To determine if K-D scores differed between competitive youth soccer players and recreational youth soccer players ages 8-12.


Prospective cohort study during the spring and fall soccer seasons of 2017. Participants were 8-12 years of age and were enrolled in recreational or competitive soccer.


Participants performed the K-D test before the first practice of the soccer season and during the last two weeks of the season. The main outcome measure was the time required to complete the K-D test before and after the soccer season in participants without a positive K-D screening for concussion.


Forty participants (19 competitive and 21 recreational) completed the study. The preseason recreational players (66.04s, SD = 15.22s) vs competitive players (59.88s, SD = 13.94s) had a mean difference of 6.16s (Z = .96, p = .34). The post-season recreational players (60.45s, SD = 13.46) vs competitive players (50.50s, SD = 8.49) had a mean difference of 9.95s (Z = 2.31, p = .02).

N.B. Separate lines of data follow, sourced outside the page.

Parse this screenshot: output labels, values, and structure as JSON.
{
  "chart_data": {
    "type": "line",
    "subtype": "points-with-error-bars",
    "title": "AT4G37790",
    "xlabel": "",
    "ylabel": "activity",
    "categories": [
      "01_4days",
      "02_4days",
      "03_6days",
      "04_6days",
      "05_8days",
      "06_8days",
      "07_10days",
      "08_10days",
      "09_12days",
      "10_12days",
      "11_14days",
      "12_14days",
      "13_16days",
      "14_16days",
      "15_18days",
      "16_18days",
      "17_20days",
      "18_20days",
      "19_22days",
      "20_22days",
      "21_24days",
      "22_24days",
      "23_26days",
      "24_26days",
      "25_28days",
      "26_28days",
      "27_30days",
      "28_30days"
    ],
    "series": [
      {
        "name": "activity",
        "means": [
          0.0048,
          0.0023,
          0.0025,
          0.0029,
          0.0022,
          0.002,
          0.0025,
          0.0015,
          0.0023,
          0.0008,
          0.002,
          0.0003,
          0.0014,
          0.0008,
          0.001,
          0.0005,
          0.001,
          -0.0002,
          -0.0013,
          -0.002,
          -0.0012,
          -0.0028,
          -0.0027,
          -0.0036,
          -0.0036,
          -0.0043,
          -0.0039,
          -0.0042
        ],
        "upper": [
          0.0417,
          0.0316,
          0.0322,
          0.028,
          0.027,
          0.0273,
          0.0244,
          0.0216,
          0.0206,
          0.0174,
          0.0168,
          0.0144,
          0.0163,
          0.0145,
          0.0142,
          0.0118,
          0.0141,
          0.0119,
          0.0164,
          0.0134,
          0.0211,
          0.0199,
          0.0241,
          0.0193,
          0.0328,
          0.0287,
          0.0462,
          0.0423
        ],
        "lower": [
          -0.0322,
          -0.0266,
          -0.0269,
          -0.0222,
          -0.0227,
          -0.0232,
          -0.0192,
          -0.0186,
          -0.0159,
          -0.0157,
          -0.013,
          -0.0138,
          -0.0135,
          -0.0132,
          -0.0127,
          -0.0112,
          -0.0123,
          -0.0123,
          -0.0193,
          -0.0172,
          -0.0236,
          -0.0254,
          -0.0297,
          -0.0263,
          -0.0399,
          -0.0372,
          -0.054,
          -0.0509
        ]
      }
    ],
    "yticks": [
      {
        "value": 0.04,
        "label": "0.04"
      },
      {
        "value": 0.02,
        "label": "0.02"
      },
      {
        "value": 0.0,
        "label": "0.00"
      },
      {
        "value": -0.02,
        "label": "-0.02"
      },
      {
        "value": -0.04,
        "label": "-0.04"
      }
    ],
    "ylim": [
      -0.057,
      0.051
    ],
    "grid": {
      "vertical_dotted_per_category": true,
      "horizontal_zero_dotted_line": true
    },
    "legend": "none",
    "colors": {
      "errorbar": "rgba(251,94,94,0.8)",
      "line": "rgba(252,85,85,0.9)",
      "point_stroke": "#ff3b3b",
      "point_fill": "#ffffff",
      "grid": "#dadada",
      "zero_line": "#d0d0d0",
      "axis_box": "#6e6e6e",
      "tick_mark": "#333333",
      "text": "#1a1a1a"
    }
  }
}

Level of play may influence performance on the K-D. Future studies of visual efficiency in youth athletes may also provide insight into differences in performance of the K-D.

Summary Points

  • Post-season recreational players performed worse (slower) compared to competitive players (mean difference 9.95s).
  • This demonstrate a potential difference in ocular efficiency in recreational versus competitive youth soccer players.
  • Setting a single threshold for a positive concussion screen across all youth soccer players could result in false positive scores among recreational players and false negative scores among competitive players. Therefore, it is imperative to establish an individual baseline for comparison when screening for concussive events.